Activating mutations in the KRAS oncogene, particularly at Glycine 12, occur in ~ 30% of Non-Small Cell Lung Cancer (NSCLC) patients, with Cysteine substitution (G12C) being most prevalent, followed by Valine and Aspartate (G12V and G12D, respectively). In contrast, in pancreatic ductal adenocarcinoma (PDAC) and colorectal cancer (CRC), which harbour mutations in KRAS in ~ 90% and ~ 35% of cases, respectively, mainly G12D and G12V dominate, with G12C found in only ~ 5%. The FDA recently approved two direct KRAS-G12C inhibitors (KRASi), Sotorasib and Adagrasib, for NSCLC, while G12D-specific and pan-RAS inhibitors are still under clinical development. However, both intrinsic and acquired resistance remain major therapeutic challenges for KRASi. MYC, a transcription factor downstream of KRAS, is deregulated in most cancers and cooperates with KRAS in tumor progression and resistance to treatment. Although MYC was historically considered “undruggable ”, our lab has designed Omomyc, the first clinically viable direct MYC inhibitor, currently in phase Ib/II clinical trials. In this work, we aim to characterize the cooperation between KRAS and MYC in a panel of human cancer cell lines, evaluate the therapeutic potential of combining Omomyc with KRASi, and explore whether MYC inhibition could help overcome resistance to KRAS-targeted therapies.

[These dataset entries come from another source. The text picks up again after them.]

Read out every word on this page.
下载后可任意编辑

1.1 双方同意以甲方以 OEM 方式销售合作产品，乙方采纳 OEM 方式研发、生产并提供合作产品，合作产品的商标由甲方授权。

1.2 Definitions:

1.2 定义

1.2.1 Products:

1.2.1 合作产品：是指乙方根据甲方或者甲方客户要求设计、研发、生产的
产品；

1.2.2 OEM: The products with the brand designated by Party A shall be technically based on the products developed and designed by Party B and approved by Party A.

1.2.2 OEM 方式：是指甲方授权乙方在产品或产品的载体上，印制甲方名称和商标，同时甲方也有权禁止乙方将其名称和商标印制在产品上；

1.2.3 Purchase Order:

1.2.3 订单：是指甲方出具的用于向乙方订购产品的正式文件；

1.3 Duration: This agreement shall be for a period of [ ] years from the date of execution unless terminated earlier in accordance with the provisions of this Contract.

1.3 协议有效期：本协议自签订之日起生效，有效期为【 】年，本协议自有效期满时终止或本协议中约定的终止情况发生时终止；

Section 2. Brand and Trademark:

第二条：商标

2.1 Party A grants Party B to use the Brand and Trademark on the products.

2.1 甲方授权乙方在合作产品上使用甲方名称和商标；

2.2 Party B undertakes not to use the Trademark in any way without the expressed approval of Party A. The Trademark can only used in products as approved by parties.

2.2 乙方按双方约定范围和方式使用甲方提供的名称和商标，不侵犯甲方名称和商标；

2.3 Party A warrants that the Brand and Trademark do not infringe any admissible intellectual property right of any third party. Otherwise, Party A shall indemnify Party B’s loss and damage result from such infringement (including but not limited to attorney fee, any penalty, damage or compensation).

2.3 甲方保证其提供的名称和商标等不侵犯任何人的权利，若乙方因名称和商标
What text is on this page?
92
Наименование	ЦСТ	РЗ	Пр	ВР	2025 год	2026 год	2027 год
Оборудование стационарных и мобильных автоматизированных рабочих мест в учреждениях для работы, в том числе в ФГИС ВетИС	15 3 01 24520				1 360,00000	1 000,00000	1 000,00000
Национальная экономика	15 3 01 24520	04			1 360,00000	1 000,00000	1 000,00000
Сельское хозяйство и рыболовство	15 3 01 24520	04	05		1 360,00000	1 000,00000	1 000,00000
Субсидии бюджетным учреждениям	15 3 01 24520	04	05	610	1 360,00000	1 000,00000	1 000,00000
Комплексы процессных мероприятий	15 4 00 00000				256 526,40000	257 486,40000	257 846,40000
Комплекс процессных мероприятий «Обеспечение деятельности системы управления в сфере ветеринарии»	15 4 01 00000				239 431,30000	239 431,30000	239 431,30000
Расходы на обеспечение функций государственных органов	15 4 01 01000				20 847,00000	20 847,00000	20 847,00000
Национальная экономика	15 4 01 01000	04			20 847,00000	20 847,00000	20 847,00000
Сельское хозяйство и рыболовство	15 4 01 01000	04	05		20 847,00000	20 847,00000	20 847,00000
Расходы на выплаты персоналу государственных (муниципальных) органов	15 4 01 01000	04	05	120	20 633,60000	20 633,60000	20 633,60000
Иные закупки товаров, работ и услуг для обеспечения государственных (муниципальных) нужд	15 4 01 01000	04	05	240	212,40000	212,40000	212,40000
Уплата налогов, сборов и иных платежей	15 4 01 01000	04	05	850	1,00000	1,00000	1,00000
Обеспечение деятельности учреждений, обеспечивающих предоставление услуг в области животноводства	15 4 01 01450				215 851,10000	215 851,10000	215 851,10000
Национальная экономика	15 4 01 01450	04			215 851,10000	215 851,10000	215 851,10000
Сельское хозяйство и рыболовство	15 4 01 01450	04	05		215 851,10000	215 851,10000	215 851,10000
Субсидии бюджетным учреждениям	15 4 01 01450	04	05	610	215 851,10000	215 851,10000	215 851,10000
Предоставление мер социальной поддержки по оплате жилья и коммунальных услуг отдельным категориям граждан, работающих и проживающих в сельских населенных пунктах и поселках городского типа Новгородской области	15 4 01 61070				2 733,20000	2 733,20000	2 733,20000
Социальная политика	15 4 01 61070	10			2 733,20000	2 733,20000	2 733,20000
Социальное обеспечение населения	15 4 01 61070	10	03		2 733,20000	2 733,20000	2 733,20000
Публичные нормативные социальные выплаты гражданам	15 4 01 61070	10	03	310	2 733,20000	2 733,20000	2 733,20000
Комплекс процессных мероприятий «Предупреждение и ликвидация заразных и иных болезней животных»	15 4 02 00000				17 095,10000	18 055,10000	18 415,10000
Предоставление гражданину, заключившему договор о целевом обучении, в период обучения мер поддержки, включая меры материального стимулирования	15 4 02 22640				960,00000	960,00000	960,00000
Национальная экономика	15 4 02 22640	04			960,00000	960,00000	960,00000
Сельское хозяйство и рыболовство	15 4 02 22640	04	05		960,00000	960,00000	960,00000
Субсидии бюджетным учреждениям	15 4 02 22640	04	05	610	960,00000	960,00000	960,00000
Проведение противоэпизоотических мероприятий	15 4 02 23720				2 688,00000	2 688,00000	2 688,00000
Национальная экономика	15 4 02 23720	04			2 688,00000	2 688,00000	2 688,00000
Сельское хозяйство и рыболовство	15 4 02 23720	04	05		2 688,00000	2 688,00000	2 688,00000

We started with a panel of NSCLC cell lines and profiled their basal KRAS -related signaling pathways , assessing their response to different KRASi, alone and in combination with Omomyc through proliferation and western blot assays. Cell cycle and apoptosis were evaluated by BrdU/PI and Annexin V/PI staining via flow cytometry, respectively. Finally, the combinatorial treatment was also tested in vivo in a KRAS-G12C NSCLC Patient-Derived Xenograft (PDX) mouse model. The study was then extended also to KRAS-mutant CRC and PDAC cell lines.

Here, we demonstrate for the first time that dual inhibition of KRAS and MYC synergistically reduces cell proliferation and induces apoptosis. Moreover, Omomyc increases the sensitivity and reverts intrinsic resistance to sotorasib (KRAS-G12Ci), independently of the sensitivity to each inhibitor. Interestingly, cells with acquired resistance to sotorasib, which showed increased MYC levels compared to the parental ones, were also re-sensitized after Omomyc treatment. Also, in vivo, the combination reduces tumor growth and increased tumor regression compared to sotorasib alone . This combinational strategy was further validated in KRAS-mutant CRC and PDAC cell lines, supporting its promising potential for broader clinical applicability across multiple tumor types.

These findings support dual MYC and KRAS inhibition in KRAS-mutant cancer, offering a potential strategy to overcome resistance to KRAS inhibitors.